Dalam hal ini kata dia, Nadiem jangan tergoda menciptakan kementerian berbasis logika gamifikasi sebagaimana ia terapkan di Unicorn-nya, sebab manusia bukan karakter atau avatar game.Di satu sisi, kata Adit, jabatan menteri adalah jabatan politis yang siapapun bisa dipilih oleh presiden untuk mengisinya. Tentunya ketika memilih seseorang untuk ditempatkan dalam posisi itu, Presiden Jokowi sudah punya pertimbangan yang matang.
“Misalnya dulu Susi Pudjiastuti, dan sekarang salah satunya Nadiem Anwar Makariem,” Adit mencontohkan.
Lanjut Adit, jika dilihat dari latar belakang Nadiem sebagai pendiri startup ride hailing Gojek dan dengan usia yang masih terbilang sangat muda (35 tahun), Nadiem dinilai kurang tepat untuk ditempatkan di posisi Menteri Pendidikan. Masyarakat menilai Nadiem belum memiliki jam terbang dan pengalaman yang memadai di dunia pendidikan.

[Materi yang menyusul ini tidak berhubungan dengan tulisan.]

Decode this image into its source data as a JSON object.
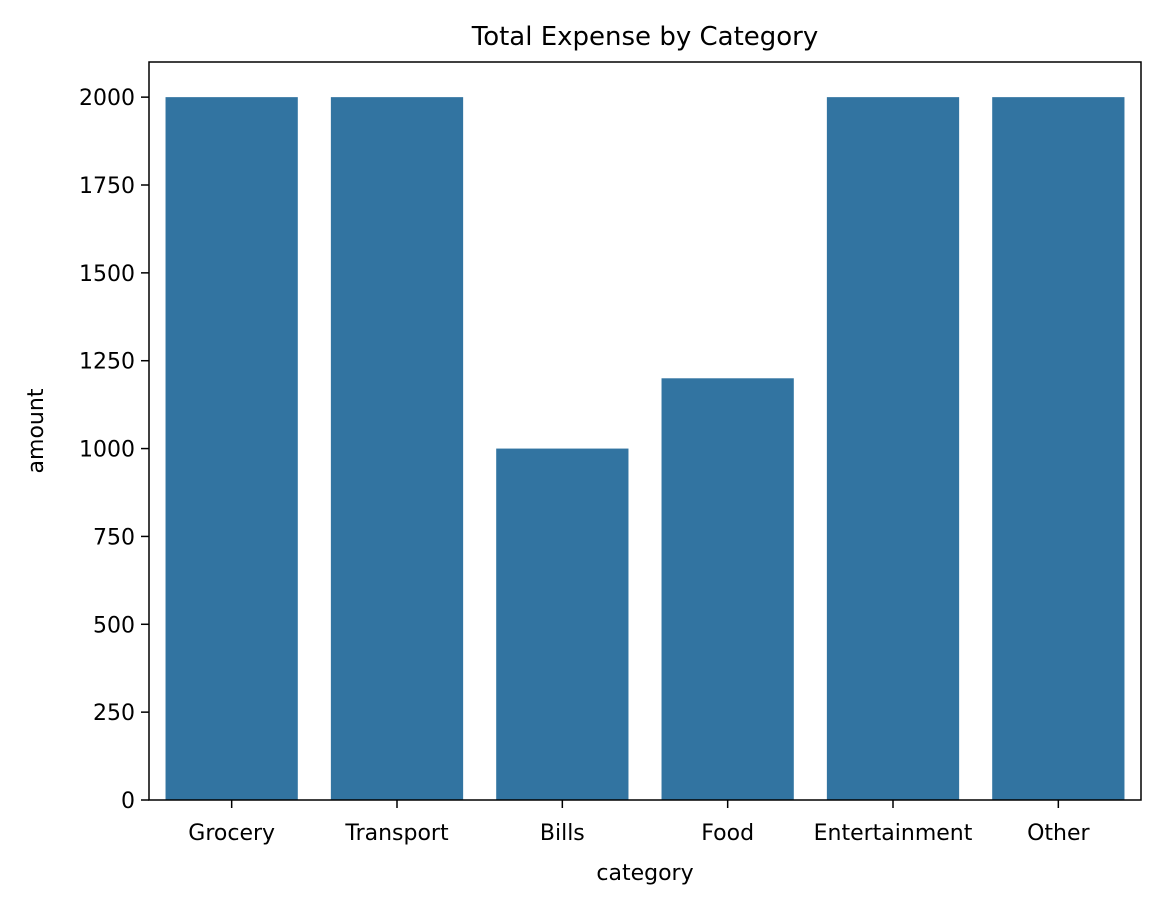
{
  "chart_data": {
    "type": "bar",
    "title": "Total Expense by Category",
    "xlabel": "category",
    "ylabel": "amount",
    "categories": [
      "Grocery",
      "Transport",
      "Bills",
      "Food",
      "Entertainment",
      "Other"
    ],
    "values": [
      2000,
      2000,
      1000,
      1200,
      2000,
      2000
    ],
    "ylim": [
      0,
      2100
    ],
    "yticks": [
      0,
      250,
      500,
      750,
      1000,
      1250,
      1500,
      1750,
      2000
    ],
    "grid": false,
    "bar_color": "#3274a1"
  }
}
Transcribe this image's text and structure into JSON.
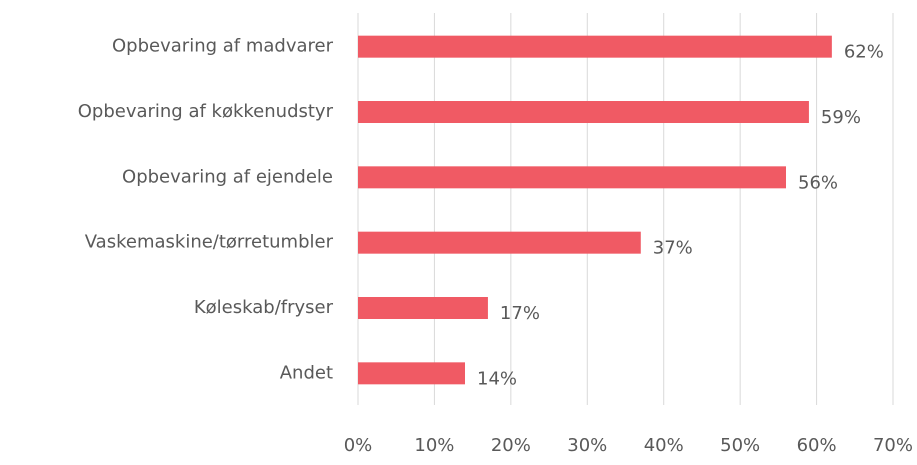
{
  "chart_data": {
    "type": "barh",
    "categories": [
      "Opbevaring af madvarer",
      "Opbevaring af køkkenudstyr",
      "Opbevaring af ejendele",
      "Vaskemaskine/tørretumbler",
      "Køleskab/fryser",
      "Andet"
    ],
    "values": [
      62,
      59,
      56,
      37,
      17,
      14
    ],
    "value_labels": [
      "62%",
      "59%",
      "56%",
      "37%",
      "17%",
      "14%"
    ],
    "color": "#f05a64",
    "xlim": [
      0,
      70
    ],
    "xticks": [
      {
        "value": 0,
        "label": "0%"
      },
      {
        "value": 10,
        "label": "10%"
      },
      {
        "value": 20,
        "label": "20%"
      },
      {
        "value": 30,
        "label": "30%"
      },
      {
        "value": 40,
        "label": "40%"
      },
      {
        "value": 50,
        "label": "50%"
      },
      {
        "value": 60,
        "label": "60%"
      },
      {
        "value": 70,
        "label": "70%"
      }
    ],
    "grid": true
  }
}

“Dilihat dari latar belakangnya, Nadiem memang jago di bidang digital dan ekonomi kreatif, tapi kurang memadai di bidang pendidikan tinggi, dan juga bidang Dikdas maupun Dikmen, karena diplot pada pos Mendikbud,” jelas Adit.
Adit menjelaskan bahwa masalah bidang Pendidikan Tinggi (Dikti) sangat kompleks karena berfungsi sebagai wadah untuk menyiapkan generasi 2045 mendatang.
“Mengurusi bidang pendidikan, pengajaran, riset, pengabdian kepada masyarakat, beserta faktor pendukungnya, pokoknya kompleks,” tutup Adit.
Terpilihnya Nadiem adalah hak prerogratif Presiden. Tentunya ada penilaian lain yang dilihat oleh presiden dari seorang Nadiem Anwar Makarim. Kini harapan itu datang dari para akademisi kepada sosok Nadiem. Mereka berharap Nadiem bisa membawa institusi Pendidikan Dasar (Dikdas), Pendidikan Menengah (Dikmen) dan Pendidikan Perguruan Tinggi (Dikti) khususnya menjadi institusi yang kredibel.
Artikel asli dapat dibaca di sini.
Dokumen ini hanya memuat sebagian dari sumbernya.